His second bill seeks to prohibit a beverage from being labeled as milk unless the product comes from a cow, goat or “other hooved mammals.” In other words, the legislation targets soy milk, almond milk and other synthetic milk alternatives.
“There’s absolutely no issue with the quality of any of these other products,” Thompson said during Senate debate of the milk labeling proposal. “I believe they’re healthy beverages and critical to many consumers with allergies or food intolerance. But are they milk? No, they are not milk.”
Sen. Dan Claitor, a Baton Rouge Republican, was one of two senators to oppose the milk labeling measure.
“One of my friends asked me about this bill and said, ‘What more nanny state stuff are you guys going to do as far as regulating what we can and can’t have?”‘ Claitor said.

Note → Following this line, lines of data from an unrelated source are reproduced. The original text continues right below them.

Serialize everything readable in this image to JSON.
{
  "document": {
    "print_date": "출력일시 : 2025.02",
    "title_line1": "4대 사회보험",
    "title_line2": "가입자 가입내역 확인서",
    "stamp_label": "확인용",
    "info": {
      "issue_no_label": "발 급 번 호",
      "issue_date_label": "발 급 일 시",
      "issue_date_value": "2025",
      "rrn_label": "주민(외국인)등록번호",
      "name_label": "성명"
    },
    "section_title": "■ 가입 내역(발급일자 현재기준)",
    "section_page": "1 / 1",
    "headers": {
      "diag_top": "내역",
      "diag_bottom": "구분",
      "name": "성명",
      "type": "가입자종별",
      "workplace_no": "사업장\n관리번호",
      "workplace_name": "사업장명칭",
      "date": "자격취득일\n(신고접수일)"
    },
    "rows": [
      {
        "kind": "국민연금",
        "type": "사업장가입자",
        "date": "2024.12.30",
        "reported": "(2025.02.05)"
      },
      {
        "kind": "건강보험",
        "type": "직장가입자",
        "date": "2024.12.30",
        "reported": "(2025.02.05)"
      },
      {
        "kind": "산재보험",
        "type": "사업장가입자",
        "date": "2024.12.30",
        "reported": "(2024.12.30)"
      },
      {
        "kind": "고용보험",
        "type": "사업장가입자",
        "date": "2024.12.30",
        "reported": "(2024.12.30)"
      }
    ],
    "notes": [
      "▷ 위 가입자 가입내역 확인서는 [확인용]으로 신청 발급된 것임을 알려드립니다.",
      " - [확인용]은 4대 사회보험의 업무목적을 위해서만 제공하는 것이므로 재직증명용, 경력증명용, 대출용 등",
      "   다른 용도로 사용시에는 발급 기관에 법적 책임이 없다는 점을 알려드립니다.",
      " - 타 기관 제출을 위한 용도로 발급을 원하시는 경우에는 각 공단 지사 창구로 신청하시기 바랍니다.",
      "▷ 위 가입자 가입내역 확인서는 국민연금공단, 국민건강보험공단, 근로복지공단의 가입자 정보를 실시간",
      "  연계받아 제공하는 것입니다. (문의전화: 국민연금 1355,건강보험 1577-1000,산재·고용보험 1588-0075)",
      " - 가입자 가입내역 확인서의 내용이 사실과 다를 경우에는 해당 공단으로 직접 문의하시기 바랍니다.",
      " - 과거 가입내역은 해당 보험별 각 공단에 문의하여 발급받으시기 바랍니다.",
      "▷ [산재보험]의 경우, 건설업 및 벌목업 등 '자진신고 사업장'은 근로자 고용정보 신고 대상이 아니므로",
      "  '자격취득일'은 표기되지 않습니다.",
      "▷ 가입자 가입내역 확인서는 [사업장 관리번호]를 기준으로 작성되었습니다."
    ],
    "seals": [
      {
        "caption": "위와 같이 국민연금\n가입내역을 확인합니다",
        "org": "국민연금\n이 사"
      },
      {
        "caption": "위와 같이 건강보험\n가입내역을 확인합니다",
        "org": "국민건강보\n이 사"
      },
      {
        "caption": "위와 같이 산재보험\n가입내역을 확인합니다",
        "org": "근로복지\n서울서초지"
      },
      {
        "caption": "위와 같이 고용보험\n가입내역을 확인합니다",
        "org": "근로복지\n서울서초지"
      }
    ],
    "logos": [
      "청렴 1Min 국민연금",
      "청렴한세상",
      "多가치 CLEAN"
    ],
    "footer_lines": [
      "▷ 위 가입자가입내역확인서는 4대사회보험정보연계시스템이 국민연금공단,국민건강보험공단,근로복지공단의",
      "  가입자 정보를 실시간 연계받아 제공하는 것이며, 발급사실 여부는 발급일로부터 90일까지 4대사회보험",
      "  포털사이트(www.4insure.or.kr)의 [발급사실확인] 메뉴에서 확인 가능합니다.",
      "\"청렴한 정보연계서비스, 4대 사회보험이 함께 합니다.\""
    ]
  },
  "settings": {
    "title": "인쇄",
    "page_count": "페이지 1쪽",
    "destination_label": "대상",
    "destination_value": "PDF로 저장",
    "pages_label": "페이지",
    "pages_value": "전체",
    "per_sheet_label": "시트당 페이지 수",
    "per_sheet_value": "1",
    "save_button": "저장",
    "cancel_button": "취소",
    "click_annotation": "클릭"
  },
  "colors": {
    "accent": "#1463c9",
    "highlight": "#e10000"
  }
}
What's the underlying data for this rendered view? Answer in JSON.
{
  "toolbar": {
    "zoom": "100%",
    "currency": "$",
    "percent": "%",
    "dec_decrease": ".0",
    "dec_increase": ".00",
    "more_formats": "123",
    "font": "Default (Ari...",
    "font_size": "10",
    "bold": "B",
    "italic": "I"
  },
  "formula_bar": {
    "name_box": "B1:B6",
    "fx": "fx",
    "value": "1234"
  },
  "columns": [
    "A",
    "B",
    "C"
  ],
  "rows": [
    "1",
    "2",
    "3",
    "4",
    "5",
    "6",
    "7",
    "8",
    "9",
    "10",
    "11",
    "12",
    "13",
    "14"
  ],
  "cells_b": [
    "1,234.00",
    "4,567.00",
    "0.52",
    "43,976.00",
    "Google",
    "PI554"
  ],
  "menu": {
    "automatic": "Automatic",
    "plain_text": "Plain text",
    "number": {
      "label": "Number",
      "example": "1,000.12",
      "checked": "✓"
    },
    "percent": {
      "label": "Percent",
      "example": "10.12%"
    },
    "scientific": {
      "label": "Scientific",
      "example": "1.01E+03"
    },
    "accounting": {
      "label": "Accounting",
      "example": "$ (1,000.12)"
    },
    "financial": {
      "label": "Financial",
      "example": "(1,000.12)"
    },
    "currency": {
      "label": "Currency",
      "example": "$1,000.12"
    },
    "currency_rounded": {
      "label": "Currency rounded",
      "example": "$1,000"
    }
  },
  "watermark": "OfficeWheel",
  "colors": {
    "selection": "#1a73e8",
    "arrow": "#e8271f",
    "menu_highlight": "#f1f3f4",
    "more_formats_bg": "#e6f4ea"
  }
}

The Plant Based Foods Association calls the restrictions unnecessary, saying products already are clearly labeled. The California-based organization objects to both of Thompson’s bills, but isn’t actively fighting the milk labeling measure, saying it has no practical impact.
The milk bill only allows enforcement of labeling standards if the U.S. Food and Drug and Administration uses such standards nationally, as dairy farmers are requesting. But Thompson’s other proposal gives Louisiana’s agriculture commissioner enforcement authority when the law takes effect and calls for civil penalties up to $500 per violation, with each day a violation is identified as a separate offense.
The Plant Based Foods Association called the meat and rice labeling measure an attack on free speech rights, saying legal analysts don’t believe such a law could survive a court challenge.
“The makers of plant-based meat alternatives already follow current regulations and clearly identify their products by using qualifiers such as `meatless’ or `plant-based’ or vegetarian,”‘ the organization said in a statement. “Consumers are not confused, they know exactly what they are buying and are choosing plant-based alternatives for a variety of reasons: health, environmental concerns, ethical reasons and taste.”
Still, Thompson is moving ahead with both bills, backed by Agriculture Commissioner Mike Strain and farmers.
While those two labeling restriction measures won Senate support, the House unanimously supported a separate proposal by Rep. Jerry “Truck” Gisclair, a Democrat from Lafourche Parish, that would require restaurants to notify customers if they serve imported crawfish or shrimp.
Gisclair called it a health issue, saying too little testing is done on shrimp or crawfish entering the United States from countries like China, Indonesia, and Vietnam. Clearly, the legislation also is a protectionist measure for Louisiana’s seafood industry, which has long railed against foreign imports.
“We’re allowing them to come in and destroy our industry — and make us sick on top of it,” said Rep. Kenny Cox, a Natchitoches Democrat. “I just think that’s a travesty.”
Alexandria Rep. Lance Harris, the House Republicans’ leader, argued the proposal could be burdensome to food retailers and suggested Gisclair didn’t provide proof of any health threat. But as he realized the legislation was easily moving to the Senate for consideration, Harris voted in support with his colleagues.